Candidats mondialistes : il faut lever les ambigüités

Par Bertrand de Kermel Modifié le 14 mars 2017 à 5h41
Candidat Position Economie Mondialisation Programme 2017 Election
@shutter - © Economie Matin
53%La position d'un candidat face à la mondialisation est décisive pour le vote de 53 % des Français

Un sondage paru dans «Economie matin le 17 février 2017 https://www.economiematin.fr/news-presidentielle-2017-position-programme-mondialisation-vote-candidat-elu-president-boudot nous révèle que 53% des Français interrogés déclarent juger un candidat en fonction de ses positions face à la mondialisation plutôt que sur le clivage gauche/droite.

Effectivement de très nombreux politologues confirment que le clivage se fait aujourd’hui davantage sur l’enjeu « patriote/mondialiste » que sur l’enjeu « droite/gauche ».

Arrêtons-nous quelques instants sur la mondialisation, et plus particulièrement sur la libre circulation des biens, sujet sur lequel les candidats «mondialistes» sont le plus souvent extrêmement superficiels et toujours ambigus quand il s’agit d’être concret.

La mondialisation actuelle n’est pas durable pour la raison suivante. Il suffit que les règles du commerce soient respectées, pour qu’aucun pays ne puisse s’opposer à l’importation d’un produit sur son territoire, même si le produit a été fabriqué en tout ou en partie dans des camps de travail forcé voire dans des situations de quasi esclavage, y compris d’enfants, en piétinant la charte de l’ONU et les textes de l’Organisation Internationale du Travail, et au prix de dégâts environnementaux ou climatiques majeurs.

Nous le savons mais, n’ayant pas d’autre choix, nous achetons les produits ainsi fabriqués tout comme nos ancêtres les plus riches consommaient avec gourmandise du sucre de canne au XVIIIème siècle, en sachant parfaitement qu’il était produit par des esclaves à la Martinique et dans les îles voisines.

La révolution a supprimé l’esclavage pratiqué par la France. Deux cents ans plus tard, la mondialisation non seulement tolère mais encourage parfois le quasi esclavage et plus souvent le non respect, par des entreprises occidentales, des droits de l’Homme et des normes environnementales internationales. C’est inacceptable. Les candidats doivent prendre position.

Soit on n’y peut rien, on le dit et on ne brigue pas la Présidence de la France, soit on sait que cette situation peut être changée, et on s’engage clairement à le faire, en proposant des solutions dans les programmes. Car ces solutions existent, et la France a les moyens de les imposer. (Voir sur : https://www.pauvrete-politique.com/notre-lettre )

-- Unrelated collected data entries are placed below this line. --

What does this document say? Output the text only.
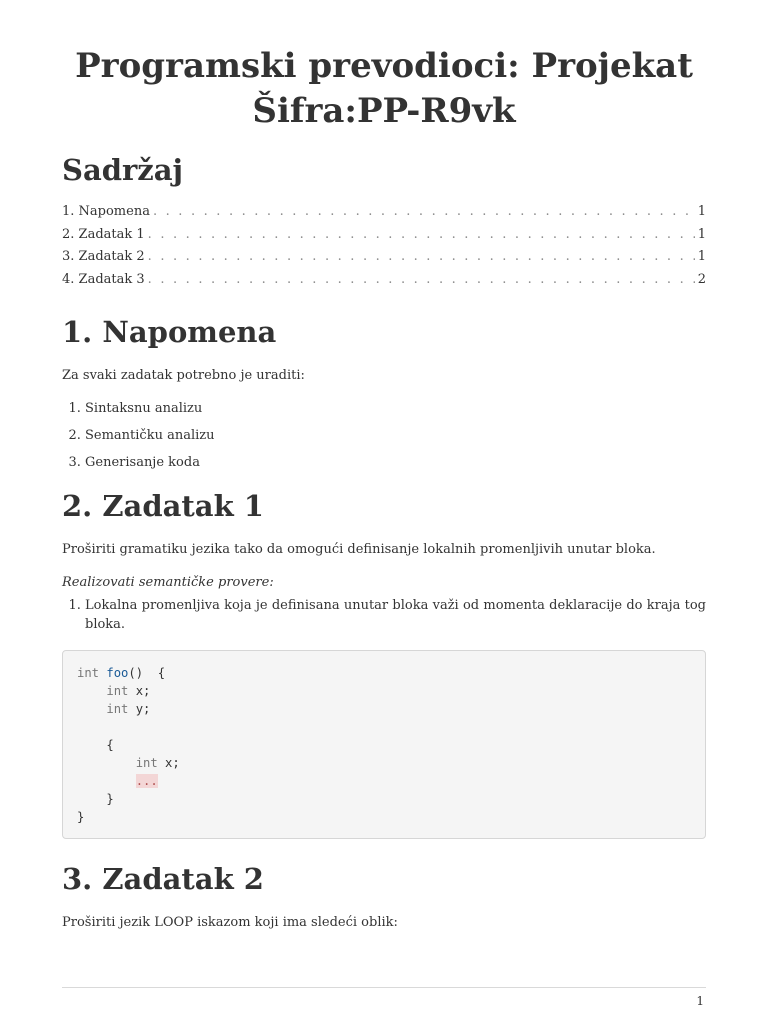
Programski prevodioci: Projekat
Šifra:PP-R9vk
Sadržaj
1. Napomena . . .	1
2. Zadatak 1 . . .	1
3. Zadatak 2 . . .	1
4. Zadatak 3 . . .	2
1. Napomena

Za svaki zadatak potrebno je uraditi:

1. Sintaksnu analizu
2. Semantičku analizu
3. Generisanje koda
2. Zadatak 1

Proširiti gramatiku jezika tako da omogući definisanje lokalnih promenljivih unutar bloka.

Realizovati semantičke provere:

1. Lokalna promenljiva koja je definisana unutar bloka važi od momenta deklaracije do kraja tog bloka.
int foo()  {
int x;
int y;

{
int x;
...
}
}
3. Zadatak 2

Proširiti jezik LOOP iskazom koji ima sledeći oblik:

1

La Commission européenne et les mondialistes critiquent avec ironie les opposants au CETA ou au TTIP au motif que ces accords sont négociés entre continents ayant grosso modo les mêmes conditions sociales et environnementales. Cet argument est nullissime. Ils auraient raison SI et seulement SI ces accords ne concernaient que les produits fabriqués en totalité sur les territoires canadiens ou européens.

Or, ce n’est pas du tout le cas. Ces accords facilitent les échanges portant à la fois sur les produits fabriqués sur place, et sur les produits importés préalablement soit au Canada soit dans l’UE, qu’ils aient été fabriqués ou non au mépris des droits de l’Homme. Voilà pourquoi ces accords sont très critiquables et doivent être remaniés.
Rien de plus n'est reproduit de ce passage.